When a bank fails to explain why it cannot take on new customers, there is a risk that speculative explanations are given for the motivation behind this decision. Such speculation could dent the trust that the public has in a bank.
Nikolay Storonsky, the British-Russian founder of the fintech and bank Revolut, knows how important the trust issue is for a bank.
He spoke about the importance of obtaining a full UK licence for Revolut to win consumers’ trust, telling a conference last year that “a lot of customers trust banks rather than fintechs”.
More recently, he criticised the UK regulators for delaying the issuing of a full banking licence for Revolut.
The popular app-based banking service has recently announced it is not accepting new clients from Malta “for the moment”.

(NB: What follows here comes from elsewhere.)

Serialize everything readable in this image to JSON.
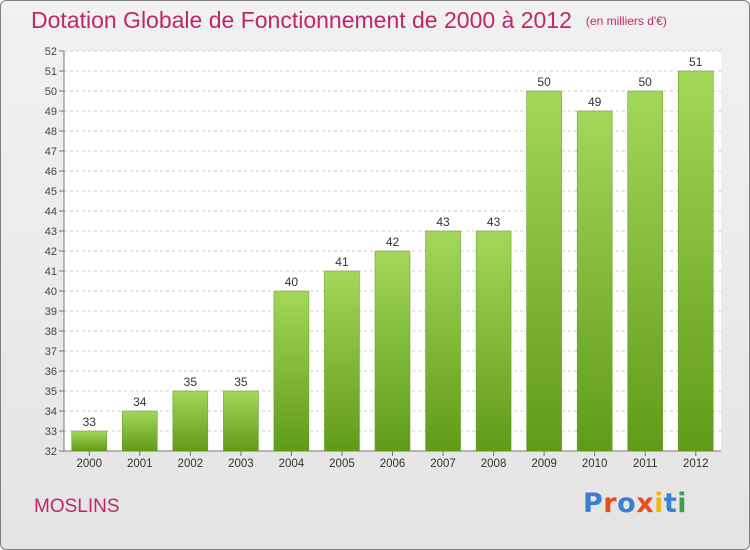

A Revolut spokesperson told Times of Malta: “We have temporarily paused onboarding for customers based in Malta. Anyone wishing to create an account from Malta will be added to a waiting list.”
But the company failed to give a reason for this decision. Existing customers have not been affected by it.

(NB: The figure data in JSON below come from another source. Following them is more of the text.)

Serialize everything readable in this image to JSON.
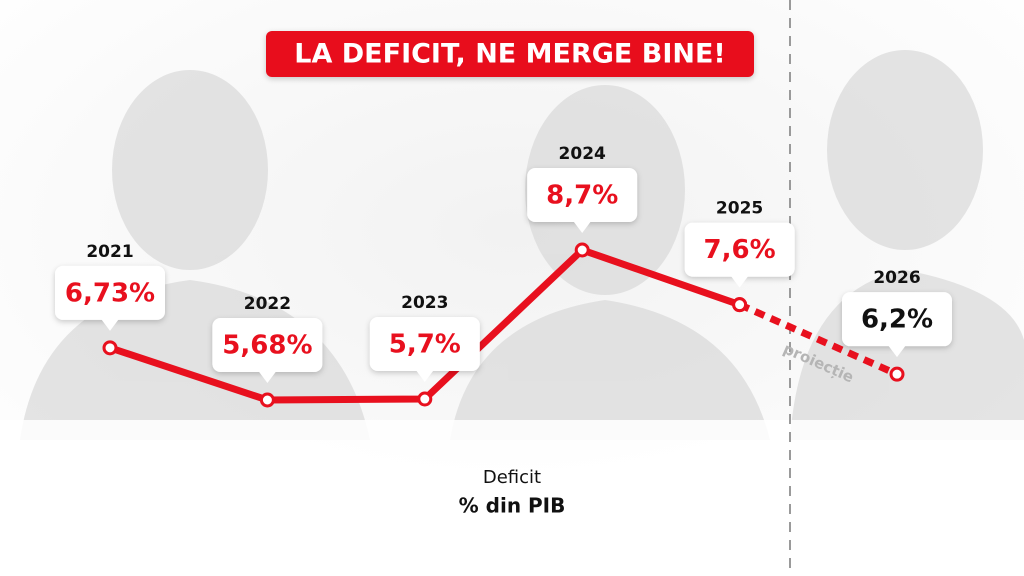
{
  "chart_data": {
    "type": "line",
    "title": "LA DEFICIT, NE MERGE BINE!",
    "x_label": "Deficit",
    "y_label": "% din PIB",
    "categories": [
      "2021",
      "2022",
      "2023",
      "2024",
      "2025",
      "2026"
    ],
    "series": [
      {
        "color": "#e8101e",
        "dashed": false,
        "label_color": "#e8101e",
        "values": [
          6.73,
          5.68,
          5.7,
          8.7,
          7.6,
          null
        ],
        "value_labels": [
          "6,73%",
          "5,68%",
          "5,7%",
          "8,7%",
          "7,6%",
          null
        ]
      },
      {
        "name": "proiecție",
        "color": "#e8101e",
        "dashed": true,
        "label_color": "#111111",
        "values": [
          null,
          null,
          null,
          null,
          7.6,
          6.2
        ],
        "value_labels": [
          null,
          null,
          null,
          null,
          null,
          "6,2%"
        ]
      }
    ]
  }
}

Revolut’s rise as a fintech company and then a bank has been remarkably fast. It launched in 2015 as a pay-as-you-go card issuer providing low-cost foreign-exchange charges that challenged the strong market dominance of legacy banks in Europe.
The regulatory and political realities have changed substantially since 2015. Revolut now offers crypto buying and selling services in some countries. Cryptocurrencies are generally not viewed positively by banking regulators as upstart banking apps are suspected of facilitating cash launderers and fraud.
Storonsky has some Russian parentage links, which may be instigating stricter regulatory oversight in the present political situation resulting from the war in Ukraine. Revolut is reportedly closing its corporate Moscow offices and Storonsky, who has a British passport, has been unequivocal in condemning the Ukraine warfare.
While Revolut can operate in the EU thanks to its licence issued by Lithuania, the UK Financial Conduct Authority has still not given a full banking licence to the company.
It wants to ensure that Revolut has proper compliance and fraud-busting instruments for a totally licensed financial institution. This is a costly and onerous responsibility for a financial operator that run a low-cost business model.
Malta’s regulatory challenges in the last few years have been extensively discussed in local and international political and institutional fora. The FATF greylisting issue may be formally behind us but this does not mean that Malta’s tarnished reputation in enforcing anti-money laundering regulations has been wiped clean.
Revolut must communicate better with its existing and potential customers to gain the local community’s complete trust. The Malta Financial Services Authority, the local banking regulator, is unlikely to explain why the challenger bank is “temporarily” refusing to take on local customers.
Local private and business customers should not expect that any new banking operator like Revolut will be more lax in enforcing strict customer onboarding regulations that apply to all licensed banks in the EU.
Still, Revolut, as indeed all other financial services operators, should be more transparent in their communication styles when explaining the operational decisions that impact the service to their customers.
Only in this way can speculative theories be nipped in the bud.